社説 避難区域見直し 古里再建 現実的対応も

 東京電力福島第1原発事故の避難区域を放射線量に応じて3区域に再編し、住民の帰還を支える動きが始まっている。

 今月1日、警戒区域と計画的避難区域が福島県田村市と川内村で解除されたのに続き、南相馬市でも16日、実施に移された。再編後は避難指示解除準備区域、居住制限区域、帰還困難区域―の区分になった。

 この2市1町では警戒区域だった地域へ1年ぶりに自由に立ち入り、自宅の後片付けをする姿、亡き人を思って手を合わせる姿が見られた。荒れ果てたわが家を目の当たりにした人たちの心痛はいかばかりか。

 それを思うと、東電の事故処理と廃炉への責任はいっそう重大だ。第1原発がある浜通り地方では1年たっても余震が収まらない。4号機の使用済み燃料プールをはじめ施設に影響しないか、今月1日の震度5弱の地震でも不安を募らせた住民は多かっただろう。

 警戒区域ではインフラの復旧や除染が進まず、学校や病院の再開のめども立っていなかった。警戒区域から解除準備区域に移行しても、住民の帰還までの道のりは遠い。

 解除準備区域には自由に出入りできるようになったが、泊まり込みはできない。地域外の不審者が出没する恐れがあり、治安・防犯対策は急務だ。「泊まれないなら、警戒区域のまま通行証で入れるようにした方がよかった」という声さえある。

 消火栓が壊れて使えない場合は火災の発生が怖い。道路の崩壊・陥没による不便さや給水制限を強いられる。野生化した家畜やペットも不安の種だろう。

 南相馬市では下水道が使えず、浄化槽も汚泥の状態の確認が必要という。家庭ごみも仮置き場ができるまで敷地内や屋内で保管しなければならない。

 しかも子育て世代や働き手の世代の流出が深刻で、1年間で市職員の1割が早期退職した。市は任期付き職員の採用条例を制定するなど手を打つ。

 病院の看護師も足りない。福島が直面する共通の危機でもあり、被災地以外の自治体、医療機関、大学、NPOなどが人材確保で支援できないか。

 一方、避難区域の再編は地域コミュニティーに分断をもたらす、という懸念が当初からあった。双葉町の井戸川克隆町長は「帰るときは一緒。帰るところと帰れないところがあると町が成り立たない」と語る。

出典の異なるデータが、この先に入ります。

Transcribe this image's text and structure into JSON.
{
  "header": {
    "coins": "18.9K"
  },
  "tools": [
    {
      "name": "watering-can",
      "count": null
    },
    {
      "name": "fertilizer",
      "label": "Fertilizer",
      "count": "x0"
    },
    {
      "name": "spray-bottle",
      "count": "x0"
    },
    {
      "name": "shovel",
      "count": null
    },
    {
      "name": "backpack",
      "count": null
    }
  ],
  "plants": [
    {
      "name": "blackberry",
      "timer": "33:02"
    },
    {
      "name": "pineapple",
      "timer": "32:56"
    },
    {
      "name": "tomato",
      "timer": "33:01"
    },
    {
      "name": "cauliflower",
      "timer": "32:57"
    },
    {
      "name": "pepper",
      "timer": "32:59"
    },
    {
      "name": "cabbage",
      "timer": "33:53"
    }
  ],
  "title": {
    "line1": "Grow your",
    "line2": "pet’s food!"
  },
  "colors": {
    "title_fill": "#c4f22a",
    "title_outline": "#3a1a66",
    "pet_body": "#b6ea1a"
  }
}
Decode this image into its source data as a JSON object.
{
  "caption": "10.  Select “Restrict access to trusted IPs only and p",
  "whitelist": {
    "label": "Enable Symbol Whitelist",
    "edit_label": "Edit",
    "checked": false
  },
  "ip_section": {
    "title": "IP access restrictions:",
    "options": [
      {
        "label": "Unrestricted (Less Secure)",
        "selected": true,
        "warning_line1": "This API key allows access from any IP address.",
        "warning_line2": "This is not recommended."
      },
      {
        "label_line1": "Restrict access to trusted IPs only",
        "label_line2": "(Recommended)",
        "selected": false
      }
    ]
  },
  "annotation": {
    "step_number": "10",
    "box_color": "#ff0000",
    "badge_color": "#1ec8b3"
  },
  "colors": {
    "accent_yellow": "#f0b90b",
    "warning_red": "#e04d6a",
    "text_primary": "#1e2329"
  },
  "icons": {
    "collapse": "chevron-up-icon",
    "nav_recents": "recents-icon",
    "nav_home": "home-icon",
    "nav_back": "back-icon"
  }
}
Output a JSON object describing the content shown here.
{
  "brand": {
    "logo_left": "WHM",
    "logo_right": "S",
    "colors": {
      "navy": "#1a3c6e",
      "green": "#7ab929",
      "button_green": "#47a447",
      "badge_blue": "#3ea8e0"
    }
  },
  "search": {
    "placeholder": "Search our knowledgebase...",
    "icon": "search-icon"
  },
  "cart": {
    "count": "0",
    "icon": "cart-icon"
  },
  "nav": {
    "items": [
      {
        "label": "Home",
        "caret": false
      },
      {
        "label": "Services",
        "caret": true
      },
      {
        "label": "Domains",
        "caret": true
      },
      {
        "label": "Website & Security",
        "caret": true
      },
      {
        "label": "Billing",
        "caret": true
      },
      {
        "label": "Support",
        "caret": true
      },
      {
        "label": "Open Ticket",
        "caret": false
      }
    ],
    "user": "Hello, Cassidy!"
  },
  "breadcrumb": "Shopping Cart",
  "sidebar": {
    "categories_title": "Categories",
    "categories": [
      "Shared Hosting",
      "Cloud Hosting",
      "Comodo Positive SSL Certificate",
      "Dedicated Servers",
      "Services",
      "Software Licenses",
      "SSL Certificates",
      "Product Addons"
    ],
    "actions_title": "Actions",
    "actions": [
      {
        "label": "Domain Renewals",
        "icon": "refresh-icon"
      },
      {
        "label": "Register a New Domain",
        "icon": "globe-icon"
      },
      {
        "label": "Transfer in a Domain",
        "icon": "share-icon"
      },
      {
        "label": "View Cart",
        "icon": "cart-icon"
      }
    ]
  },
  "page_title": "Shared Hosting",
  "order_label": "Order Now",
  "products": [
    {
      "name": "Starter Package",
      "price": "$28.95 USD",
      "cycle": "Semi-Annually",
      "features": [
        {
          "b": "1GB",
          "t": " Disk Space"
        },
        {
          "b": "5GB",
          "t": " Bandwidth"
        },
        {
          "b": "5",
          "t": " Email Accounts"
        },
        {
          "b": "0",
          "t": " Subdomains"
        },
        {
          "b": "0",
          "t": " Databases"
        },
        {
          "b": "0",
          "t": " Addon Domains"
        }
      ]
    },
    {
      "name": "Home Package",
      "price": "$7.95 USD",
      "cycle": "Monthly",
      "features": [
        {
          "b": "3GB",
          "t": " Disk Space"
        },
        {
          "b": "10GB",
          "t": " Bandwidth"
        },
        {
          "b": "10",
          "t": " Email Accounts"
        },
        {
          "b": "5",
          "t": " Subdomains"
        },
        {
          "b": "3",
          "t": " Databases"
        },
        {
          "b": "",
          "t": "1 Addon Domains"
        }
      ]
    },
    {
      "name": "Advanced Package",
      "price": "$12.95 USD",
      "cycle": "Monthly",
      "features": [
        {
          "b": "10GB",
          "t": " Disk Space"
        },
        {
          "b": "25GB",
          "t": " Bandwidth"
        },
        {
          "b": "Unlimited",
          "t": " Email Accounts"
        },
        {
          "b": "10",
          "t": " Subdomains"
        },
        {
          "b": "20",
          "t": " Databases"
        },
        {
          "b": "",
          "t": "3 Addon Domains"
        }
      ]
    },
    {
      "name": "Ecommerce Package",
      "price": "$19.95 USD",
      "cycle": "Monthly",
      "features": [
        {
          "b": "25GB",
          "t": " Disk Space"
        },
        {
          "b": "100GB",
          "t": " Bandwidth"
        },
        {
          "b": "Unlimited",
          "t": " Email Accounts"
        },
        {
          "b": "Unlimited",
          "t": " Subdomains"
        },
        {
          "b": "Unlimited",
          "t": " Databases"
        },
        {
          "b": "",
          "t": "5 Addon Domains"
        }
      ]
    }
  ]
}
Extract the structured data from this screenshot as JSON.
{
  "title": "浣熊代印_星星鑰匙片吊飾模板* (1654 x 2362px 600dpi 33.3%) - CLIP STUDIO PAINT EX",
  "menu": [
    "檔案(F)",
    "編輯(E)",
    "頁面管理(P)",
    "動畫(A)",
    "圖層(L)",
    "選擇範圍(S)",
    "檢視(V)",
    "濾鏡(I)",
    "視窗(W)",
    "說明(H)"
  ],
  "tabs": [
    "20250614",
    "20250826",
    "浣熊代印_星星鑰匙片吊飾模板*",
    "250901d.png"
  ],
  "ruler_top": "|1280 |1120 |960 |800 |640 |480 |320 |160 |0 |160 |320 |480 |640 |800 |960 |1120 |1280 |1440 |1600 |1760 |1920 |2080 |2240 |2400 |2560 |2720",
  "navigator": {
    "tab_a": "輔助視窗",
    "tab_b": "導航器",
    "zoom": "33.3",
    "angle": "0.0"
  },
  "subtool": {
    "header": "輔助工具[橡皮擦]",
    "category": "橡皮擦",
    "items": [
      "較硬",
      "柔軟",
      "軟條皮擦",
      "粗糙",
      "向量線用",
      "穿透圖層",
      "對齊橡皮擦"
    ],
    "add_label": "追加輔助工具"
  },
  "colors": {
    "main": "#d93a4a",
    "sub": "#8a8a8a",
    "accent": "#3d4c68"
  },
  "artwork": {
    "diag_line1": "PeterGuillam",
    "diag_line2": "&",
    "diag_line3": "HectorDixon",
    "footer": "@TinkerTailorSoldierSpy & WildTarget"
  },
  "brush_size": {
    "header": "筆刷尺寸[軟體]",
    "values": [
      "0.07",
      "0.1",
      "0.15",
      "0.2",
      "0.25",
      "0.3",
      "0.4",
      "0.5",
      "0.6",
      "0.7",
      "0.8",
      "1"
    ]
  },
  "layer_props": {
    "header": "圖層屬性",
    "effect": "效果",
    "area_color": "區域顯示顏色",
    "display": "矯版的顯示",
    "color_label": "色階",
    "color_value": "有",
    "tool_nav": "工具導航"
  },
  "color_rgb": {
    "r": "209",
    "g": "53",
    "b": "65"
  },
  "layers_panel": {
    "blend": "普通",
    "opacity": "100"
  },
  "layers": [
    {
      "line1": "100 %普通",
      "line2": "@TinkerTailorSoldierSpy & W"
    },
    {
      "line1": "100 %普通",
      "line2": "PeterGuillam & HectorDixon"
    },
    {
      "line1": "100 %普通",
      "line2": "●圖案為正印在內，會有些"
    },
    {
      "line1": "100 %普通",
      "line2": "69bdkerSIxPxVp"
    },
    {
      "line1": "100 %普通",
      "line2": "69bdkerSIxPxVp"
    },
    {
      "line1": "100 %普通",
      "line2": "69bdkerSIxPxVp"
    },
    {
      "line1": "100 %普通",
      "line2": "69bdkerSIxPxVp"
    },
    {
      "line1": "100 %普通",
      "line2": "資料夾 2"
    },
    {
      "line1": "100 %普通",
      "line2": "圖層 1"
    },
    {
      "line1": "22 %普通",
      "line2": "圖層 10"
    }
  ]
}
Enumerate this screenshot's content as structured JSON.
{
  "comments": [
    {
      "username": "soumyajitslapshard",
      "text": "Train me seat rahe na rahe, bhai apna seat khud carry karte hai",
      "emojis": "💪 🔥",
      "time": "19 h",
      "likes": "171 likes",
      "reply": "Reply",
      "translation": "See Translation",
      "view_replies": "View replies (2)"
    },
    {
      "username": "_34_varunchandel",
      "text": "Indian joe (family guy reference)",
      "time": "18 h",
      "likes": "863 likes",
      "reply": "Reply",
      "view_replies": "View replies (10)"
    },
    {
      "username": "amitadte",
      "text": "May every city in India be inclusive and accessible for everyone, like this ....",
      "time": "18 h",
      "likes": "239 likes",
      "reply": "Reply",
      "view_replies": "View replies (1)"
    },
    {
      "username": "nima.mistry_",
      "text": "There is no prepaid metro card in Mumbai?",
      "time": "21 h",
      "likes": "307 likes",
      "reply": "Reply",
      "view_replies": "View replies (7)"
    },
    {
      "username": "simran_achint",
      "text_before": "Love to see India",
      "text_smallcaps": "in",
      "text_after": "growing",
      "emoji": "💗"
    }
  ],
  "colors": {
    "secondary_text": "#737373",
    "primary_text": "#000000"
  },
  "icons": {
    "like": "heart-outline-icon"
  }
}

 このため、複数の町の間では、いわき市など別の自治体に受け入れてもらい、「仮の町」や生活拠点をつくろうという計画が浮上している。

 「仮の町」であるからには、いつか戻る見通しを立てなければならないが、現実には何年かかるか分からない。その土地から離れても「古里」は守ることで希望をつなごうとする思いはよく分かる。

 国は区域再編とセットで除染推進、インフラ復旧、賠償、長期避難者支援、雇用・産業振興などを骨子にした総合支援策を検討している。しかし、最終的には個々の自治体の判断を尊重すべきだろう。

 「仮の町」の構想も視野に入れ、具体策を急ぐ必要がある。戻れない住民、特に若い世代の将来をどうするか。現実的に対応するよう、国は責任を持ってもらいたい。